Sequoia touchscreen vulnerability in the news

I’ve gotten a bunch of emails about an alleged vulnerability with the Sequoia touchscreen system, widely used in California (where much of the uproar seems to be centered). Ian Hoffman has a story out on this alleged vulnerability, where he says that “a button in back … can allow someone to vote multiple times.” Later, he writes:

Sequoia’s yellow button isn’t a hack or flaw. The button has been a feature on Sequoia’s mainline AVC Edge touch screens for years, designed as a backup for the typical method of voting on the machines.

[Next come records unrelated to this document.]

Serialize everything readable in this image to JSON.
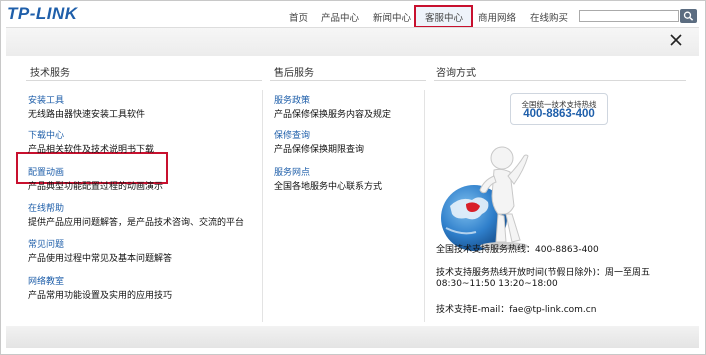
{
  "header": {
    "logo": "TP-LINK",
    "nav": [
      "首页",
      "产品中心",
      "新闻中心",
      "客服中心",
      "商用网络",
      "在线购买"
    ],
    "active": "客服中心"
  },
  "columns": {
    "tech": {
      "title": "技术服务",
      "items": [
        {
          "title": "安装工具",
          "desc": "无线路由器快速安装工具软件"
        },
        {
          "title": "下载中心",
          "desc": "产品相关软件及技术说明书下载"
        },
        {
          "title": "配置动画",
          "desc": "产品典型功能配置过程的动画演示"
        },
        {
          "title": "在线帮助",
          "desc": "提供产品应用问题解答，是产品技术咨询、交流的平台"
        },
        {
          "title": "常见问题",
          "desc": "产品使用过程中常见及基本问题解答"
        },
        {
          "title": "网络教室",
          "desc": "产品常用功能设置及实用的应用技巧"
        }
      ]
    },
    "after": {
      "title": "售后服务",
      "items": [
        {
          "title": "服务政策",
          "desc": "产品保修保换服务内容及规定"
        },
        {
          "title": "保修查询",
          "desc": "产品保修保换期限查询"
        },
        {
          "title": "服务网点",
          "desc": "全国各地服务中心联系方式"
        }
      ]
    },
    "contact": {
      "title": "咨询方式",
      "badge_top": "全国统一技术支持热线",
      "badge_number": "400-8863-400",
      "hotline": "全国技术支持服务热线：400-8863-400",
      "hours1": "技术支持服务热线开放时间(节假日除外)：周一至周五",
      "hours2": "08:30~11:50 13:20~18:00",
      "email": "技术支持E-mail：fae@tp-link.com.cn"
    }
  },
  "colors": {
    "link": "#1f5faa",
    "highlight": "#c8102e"
  }
}
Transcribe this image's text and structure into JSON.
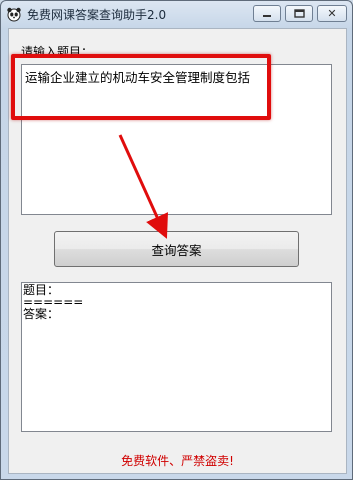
{
  "window": {
    "title": "免费网课答案查询助手2.0",
    "controls": {
      "minimize": "minimize",
      "maximize": "maximize",
      "close": "✕"
    }
  },
  "question": {
    "label": "请输入题目：",
    "value": "运输企业建立的机动车安全管理制度包括"
  },
  "query_button": {
    "label": "查询答案"
  },
  "answer": {
    "lines": [
      "题目：",
      "======",
      "答案："
    ]
  },
  "footer": {
    "note": "免费软件、严禁盗卖!"
  },
  "colors": {
    "annotation_red": "#e00d0d",
    "footer_red": "#d00000",
    "window_frame": "#c6d6e8"
  },
  "icons": {
    "app": "panda-icon",
    "minimize": "minimize-icon",
    "maximize": "maximize-icon",
    "close": "close-icon"
  }
}
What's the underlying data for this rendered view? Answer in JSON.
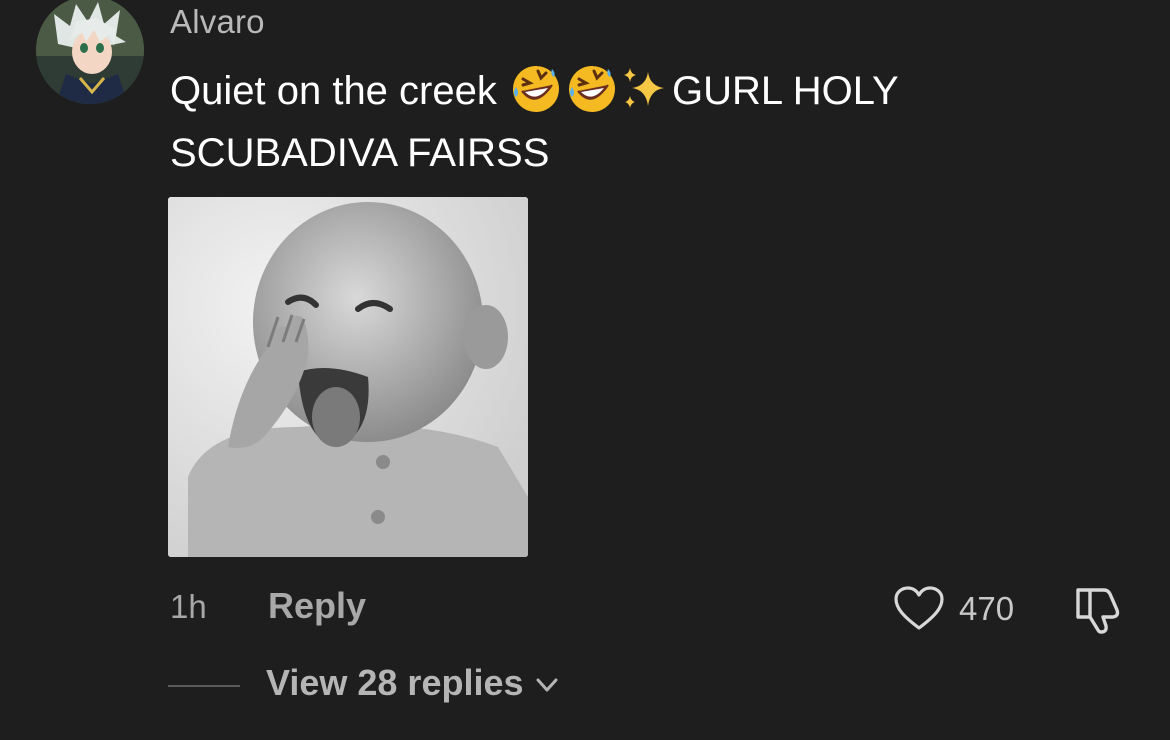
{
  "comment": {
    "username": "Alvaro",
    "text_part1": "Quiet on the creek ",
    "text_part2": "GURL HOLY SCUBADIVA FAIRSS",
    "emojis": [
      "rolling-on-floor-laughing-emoji",
      "rolling-on-floor-laughing-emoji",
      "sparkles-emoji"
    ],
    "timestamp": "1h",
    "reply_label": "Reply",
    "like_count": "470",
    "view_replies_label": "View 28 replies"
  },
  "icons": {
    "avatar": "anime-character-avatar",
    "like": "heart-icon",
    "dislike": "thumbs-down-icon",
    "expand": "chevron-down-icon"
  },
  "colors": {
    "background": "#1e1e1e",
    "primary_text": "#ffffff",
    "secondary_text": "#a8a8a8",
    "emoji_yellow": "#f5b921"
  }
}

In most counties, poll workers use a separate machine to activate a card that a voter inserts into the touch screen in order to retrieve the proper ballot. The yellow button is for counties that can’t afford the separate machine or for cases when the card activator becomes inoperable, as happened to Diebold systems in March 2004 in Alameda and San Diego counties and last primary in Kern County.

Pressing, then holding the button for several seconds twice and answering a screen prompt sends the machine into a “manual activation” or “poll worker activation” mode. In that mode, someone can call up one ballot after another and vote them.

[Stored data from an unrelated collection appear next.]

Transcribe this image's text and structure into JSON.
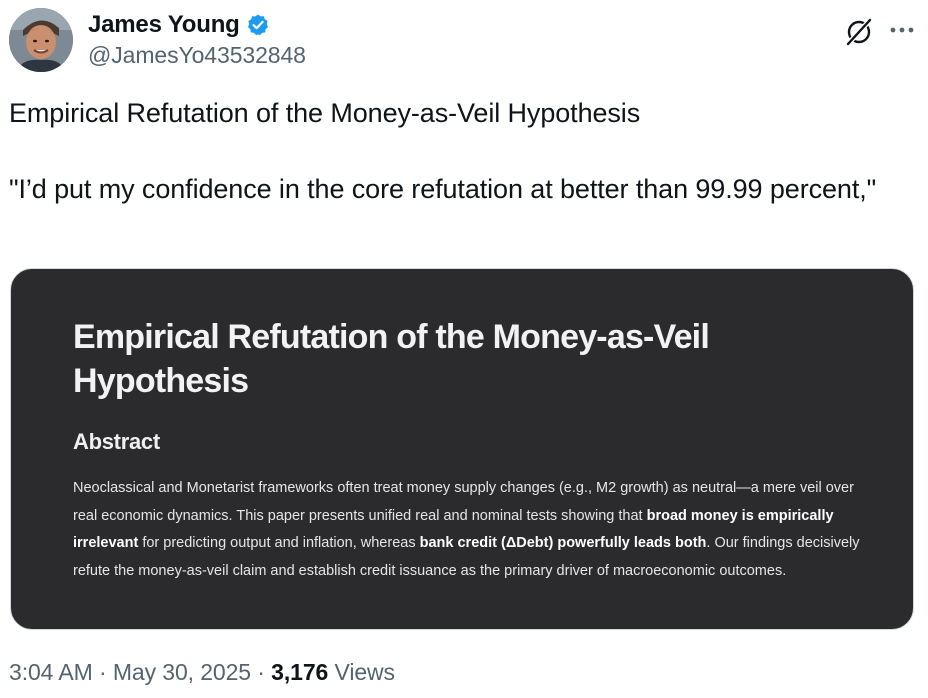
{
  "author": {
    "display_name": "James Young",
    "handle": "@JamesYo43532848",
    "avatar_icon": "profile-photo",
    "verified_icon": "verified-badge-icon",
    "verified_color": "#1d9bf0"
  },
  "header_actions": {
    "grok_icon": "grok-icon",
    "more_icon": "more-options-icon"
  },
  "tweet": {
    "line1": "Empirical Refutation of the Money-as-Veil Hypothesis",
    "line2": "\"I’d put my confidence in the core refutation at better than 99.99 percent,\""
  },
  "media": {
    "title": "Empirical Refutation of the Money-as-Veil Hypothesis",
    "subheading": "Abstract",
    "abstract": {
      "part1": "Neoclassical and Monetarist frameworks often treat money supply changes (e.g., M2 growth) as neutral—a mere veil over real economic dynamics. This paper presents unified real and nominal tests showing that ",
      "bold1": "broad money is empirically irrelevant",
      "part2": " for predicting output and inflation, whereas ",
      "bold2": "bank credit (ΔDebt) powerfully leads both",
      "part3": ". Our findings decisively refute the money-as-veil claim and establish credit issuance as the primary driver of macroeconomic outcomes."
    }
  },
  "meta": {
    "time": "3:04 AM",
    "separator1": " · ",
    "date": "May 30, 2025",
    "separator2": " · ",
    "view_count": "3,176",
    "views_label": " Views"
  }
}
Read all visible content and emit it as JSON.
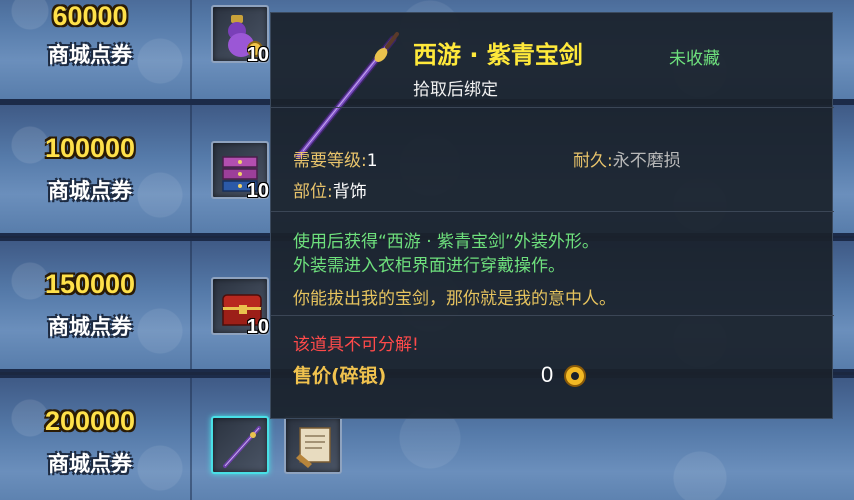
{
  "colors": {
    "amount": "#ffe14a",
    "item_name": "#ffe93b",
    "uncollected": "#6ee07d",
    "description": "#6ee07d",
    "flavor": "#e6c35e",
    "warning": "#ff4a4a",
    "selected_slot_border": "#49e0e6"
  },
  "rewards": [
    {
      "amount": "60000",
      "currency": "商城点券",
      "items": [
        {
          "icon": "gourd-icon",
          "count": "10"
        }
      ]
    },
    {
      "amount": "100000",
      "currency": "商城点券",
      "items": [
        {
          "icon": "treasure-drawer-icon",
          "count": "10"
        }
      ]
    },
    {
      "amount": "150000",
      "currency": "商城点券",
      "items": [
        {
          "icon": "red-chest-icon",
          "count": "10"
        }
      ]
    },
    {
      "amount": "200000",
      "currency": "商城点券",
      "items": [
        {
          "icon": "purple-sword-icon",
          "count": ""
        },
        {
          "icon": "scroll-icon",
          "count": ""
        }
      ]
    }
  ],
  "tooltip": {
    "item_icon": "purple-sword-icon",
    "name": "西游 · 紫青宝剑",
    "collection_status": "未收藏",
    "binding": "拾取后绑定",
    "level_label": "需要等级:",
    "level_value": "1",
    "durability_label": "耐久:",
    "durability_value": "永不磨损",
    "slot_label": "部位:",
    "slot_value": "背饰",
    "description_line1": "使用后获得“西游 · 紫青宝剑”外装外形。",
    "description_line2": "外装需进入衣柜界面进行穿戴操作。",
    "flavor_text": "你能拔出我的宝剑，那你就是我的意中人。",
    "warning": "该道具不可分解!",
    "price_label": "售价(碎银)",
    "price_value": "0",
    "price_icon": "silver-coin-icon"
  }
}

No doubt, this feature may be a potential vulnerability. But, as David Wagner from UC Berkeley (and other researchers that Hoffman consulted) point out:

Several computer scientists said Wednesday that the vulnerability found in all touch-screen machines sold by Oakland-based Sequoia Voting Systems was not especially great because using the yellow button for vote fraud would require reaching far behind the voting machine twice and triggering two beeps.

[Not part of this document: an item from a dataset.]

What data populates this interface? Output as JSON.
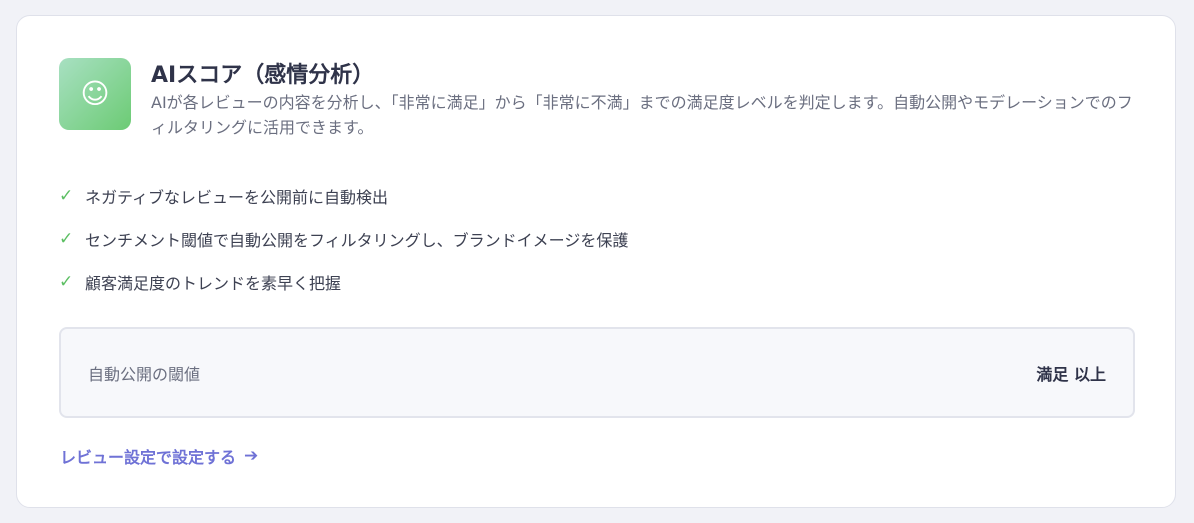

“If the machine beeps loudly and someone has their arms wrapped around the machine, the poll workers are going to become suspicious,” said David Wagner, a computer security and voting system expert at the University of California, Berkeley.

“It’s kind of hard for me to see how this could be used very widely,” he said. “It’s retail fraud, so it’s onesies and twosies and can only affect very close races.”

From what I’ve seen of this device and read so far about this vulnerability, I’d have to agree with David’s assessment. I’d also point out that this is a potential vulnerability that election officials can minimize by a variety of procedural and training steps (which should be used where possible in the current and future election cycle):

  1. Train pollworkers, election judges and other election officials about this vulnerability and alter them to closely monitor the machines during the course of voting to insure that they are not being tampered with.
  2. In the short term, seal the button to minimize access.
  3. In the long term, the button should be dealt with via a physical hardware or firmware change, that will effectively “lock” the button (physically or via a password).

Update (10:45am):
I received email from Michelle Shafer from Sequoia Voting Systems, pointing out that this “function is configurable at the jurisdictional level when the customers set up their database.” She also passed along reference to the following from their formal statement:

Election jurisdictions have three choices regarding Pollworker Activation when setting up their election databases. Jurisdictions can choose: 1) to allow ONLY Pollworker Activation of the Edge voting unit (in the case where jurisdictions have decided not to use card activators at all), 2) to NEVER allow Pollworker Activation, which would disable this back-up feature in all Edge voting units in the jurisdiction for that election and 3) to allow PollWorker Activation as a back-up procedure only as determined is needed by an individual polling location because of a card activator issue. This flexibility has always been present in Sequoia’s election management system and gives our customers options to activate or not activate per their determination and election procedures.

So jurisdictions do not have to use this function. But if they do, they need to insure that they have procedural safeguards in place (again including seals where possible, and education for the pollworkers), as I discussed earlier.